L'éclat d'obus, Maurice Leblanc
L’Éclat d’obus, préface de Jean-Luc Fidel, avril 2013, 316 pages, 8,65 €
Ecrivain(s): Maurice Leblanc Edition: Petite bibliothèque Payot
Été 1914. Paul Delroze et sa jeune épouse Élisabeth d’Andeville arrivent au château d’Ornequin, propriété de la famille de la jeune femme, mais laissée à l’abandon depuis la mort de sa mère. Dans ce château lorrain à deux pas de la frontière, au moment même où la guerre est déclarée, une soudaine révélation dresse brutalement l’un contre l’autre les deux amants. Paul, désespéré, se jette à corps perdu dans les combats. Mais très vite, l’affrontement avec l’Allemagne devient pour lui une quête personnelle de vérité – et le moyen d’assouvir sa vengeance.

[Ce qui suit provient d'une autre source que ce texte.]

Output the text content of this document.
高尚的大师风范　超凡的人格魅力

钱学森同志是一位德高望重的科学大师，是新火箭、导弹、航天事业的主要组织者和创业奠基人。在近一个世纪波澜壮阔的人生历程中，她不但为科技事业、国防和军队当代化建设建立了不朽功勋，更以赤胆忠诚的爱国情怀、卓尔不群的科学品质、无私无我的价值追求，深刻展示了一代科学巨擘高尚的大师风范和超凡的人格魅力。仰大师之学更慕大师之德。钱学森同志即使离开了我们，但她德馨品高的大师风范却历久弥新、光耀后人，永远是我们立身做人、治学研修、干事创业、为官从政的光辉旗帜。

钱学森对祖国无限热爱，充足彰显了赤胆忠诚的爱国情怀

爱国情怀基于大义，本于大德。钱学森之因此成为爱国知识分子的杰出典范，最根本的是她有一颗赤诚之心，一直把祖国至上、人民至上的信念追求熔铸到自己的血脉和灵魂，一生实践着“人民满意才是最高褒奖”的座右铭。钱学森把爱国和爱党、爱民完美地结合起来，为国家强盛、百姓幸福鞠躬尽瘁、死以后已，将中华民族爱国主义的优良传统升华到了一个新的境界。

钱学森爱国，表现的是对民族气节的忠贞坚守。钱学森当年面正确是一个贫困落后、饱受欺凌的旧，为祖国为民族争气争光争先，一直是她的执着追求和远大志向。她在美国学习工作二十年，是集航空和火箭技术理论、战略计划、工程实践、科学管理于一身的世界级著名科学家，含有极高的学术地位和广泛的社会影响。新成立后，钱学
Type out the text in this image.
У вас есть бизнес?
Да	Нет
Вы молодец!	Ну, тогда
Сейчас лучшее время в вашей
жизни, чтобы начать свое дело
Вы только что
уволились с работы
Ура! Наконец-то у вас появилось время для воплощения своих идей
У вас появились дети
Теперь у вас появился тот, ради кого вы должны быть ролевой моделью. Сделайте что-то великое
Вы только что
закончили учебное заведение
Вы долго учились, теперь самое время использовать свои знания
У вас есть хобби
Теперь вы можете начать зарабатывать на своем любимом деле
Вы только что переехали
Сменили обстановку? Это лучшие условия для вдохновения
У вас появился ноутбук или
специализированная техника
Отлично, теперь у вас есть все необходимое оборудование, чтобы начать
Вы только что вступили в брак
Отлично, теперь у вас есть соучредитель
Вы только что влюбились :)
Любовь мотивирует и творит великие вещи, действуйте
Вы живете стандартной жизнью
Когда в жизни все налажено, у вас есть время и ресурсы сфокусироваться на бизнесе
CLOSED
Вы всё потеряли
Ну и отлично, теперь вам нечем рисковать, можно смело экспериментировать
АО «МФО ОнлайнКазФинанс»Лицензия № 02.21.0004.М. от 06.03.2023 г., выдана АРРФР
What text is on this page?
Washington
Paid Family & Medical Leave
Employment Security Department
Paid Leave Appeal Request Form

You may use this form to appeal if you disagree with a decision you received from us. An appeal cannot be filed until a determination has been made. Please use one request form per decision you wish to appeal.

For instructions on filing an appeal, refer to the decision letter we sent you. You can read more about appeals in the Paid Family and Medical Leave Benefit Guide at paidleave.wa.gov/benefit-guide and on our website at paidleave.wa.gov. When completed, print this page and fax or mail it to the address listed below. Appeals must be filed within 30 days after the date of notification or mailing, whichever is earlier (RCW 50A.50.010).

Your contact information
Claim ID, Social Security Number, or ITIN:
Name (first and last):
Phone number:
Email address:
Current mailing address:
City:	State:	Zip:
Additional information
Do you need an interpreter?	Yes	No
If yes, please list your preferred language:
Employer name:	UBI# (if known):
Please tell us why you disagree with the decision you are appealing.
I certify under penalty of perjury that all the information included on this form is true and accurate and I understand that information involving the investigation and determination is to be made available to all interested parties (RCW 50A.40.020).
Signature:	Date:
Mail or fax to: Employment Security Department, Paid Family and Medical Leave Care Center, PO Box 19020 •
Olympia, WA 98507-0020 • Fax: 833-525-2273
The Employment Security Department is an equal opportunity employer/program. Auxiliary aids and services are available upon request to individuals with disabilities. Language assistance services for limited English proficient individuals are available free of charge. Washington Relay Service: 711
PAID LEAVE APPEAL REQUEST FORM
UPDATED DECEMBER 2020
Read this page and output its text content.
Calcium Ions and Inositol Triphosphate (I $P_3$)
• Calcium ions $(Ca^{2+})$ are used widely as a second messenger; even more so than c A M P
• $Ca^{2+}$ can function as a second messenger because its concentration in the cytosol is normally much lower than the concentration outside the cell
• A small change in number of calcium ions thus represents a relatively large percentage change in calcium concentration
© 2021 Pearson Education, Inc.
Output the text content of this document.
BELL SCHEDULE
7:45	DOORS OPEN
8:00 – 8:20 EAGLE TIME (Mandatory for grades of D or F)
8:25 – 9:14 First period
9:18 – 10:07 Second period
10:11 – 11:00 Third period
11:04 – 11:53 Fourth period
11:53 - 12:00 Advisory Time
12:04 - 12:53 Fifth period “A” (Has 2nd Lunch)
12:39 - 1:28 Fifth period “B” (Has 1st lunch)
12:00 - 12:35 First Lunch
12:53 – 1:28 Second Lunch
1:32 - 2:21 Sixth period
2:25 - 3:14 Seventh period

Publiée en feuilleton dans Le Journal entre septembre et novembre 1915, puis paru en volume en 1916, L’Éclat d’obus est un roman patriotique où la représentation caricaturale des Allemands vient servir la légitimation des combats. Cependant, il ne s’agit pas là véritablement d’un roman de guerre. Ce n’est qu’en apparence que la haine de Paul pour une Allemande incarne la lutte des deux pays : la guerre n’est finalement qu’une toile de fond, riche en péripéties et en événements dramatiques, pour un roman de mystère et de vengeance, qui évoque de près les aventures d’Arsène Lupin.
En effet, si le personnage de Lupin est ajouté par Leblanc seulement dans un deuxième temps (dès 1916 selon le préfacier, en 1923 selon Daniel Compère dans le Dictionnaire du roman populaire francophone), pour une apparition fugace, L’Éclat d’obus présente nombre des traits des aventures du gentleman cambrioleur, comme le souligne Jean-Luc Fidel dans sa préface. L’énergie du personnage, sa capacité à faire feu de tout bois, le flottement des identités comme moteur de l’intrigue, l’utilisation habile de l’architecture et de la topographie, tout cela est retrouvé avec plaisir, bien que L’Éclat d’obus soit un roman mineur, l’idéologie alourdissant un peu le propos.
Si la lecture de L’Éclat d’obus est fort agréable, on ne peut oublier le contexte dans lequel paraît le roman, d’autant que les Éditions Payot & Rivages ont accompagné sa reparution au printemps dernier de celle de deux volumes de Rouletabille à la guerre de Gaston Leroux, Le Château noir et Les Étranges Noces de Rouletabille. On est poussé de la sorte à s’interroger sur cette utilisation toute romanesque des horreurs de la guerre. Celle-ci, en un sens, nous rend le roman lisible, le « bourrage de crâne » y paraissant si artificiel qu’il interpole assez peu avec l’intrigue. Mais elle est aussi gênante, en exploitant sans complexe le potentiel dramatique d’une guerre en cours au moment même de l’écriture. En cela même, L’Éclat d’obus est un témoignage historique sur l’esprit d’une époque, tout en nous renvoyant à une interrogation sur les fictions contemporaines – cinématographiques, en particulier – dans leurs rapports aux horreurs du présent.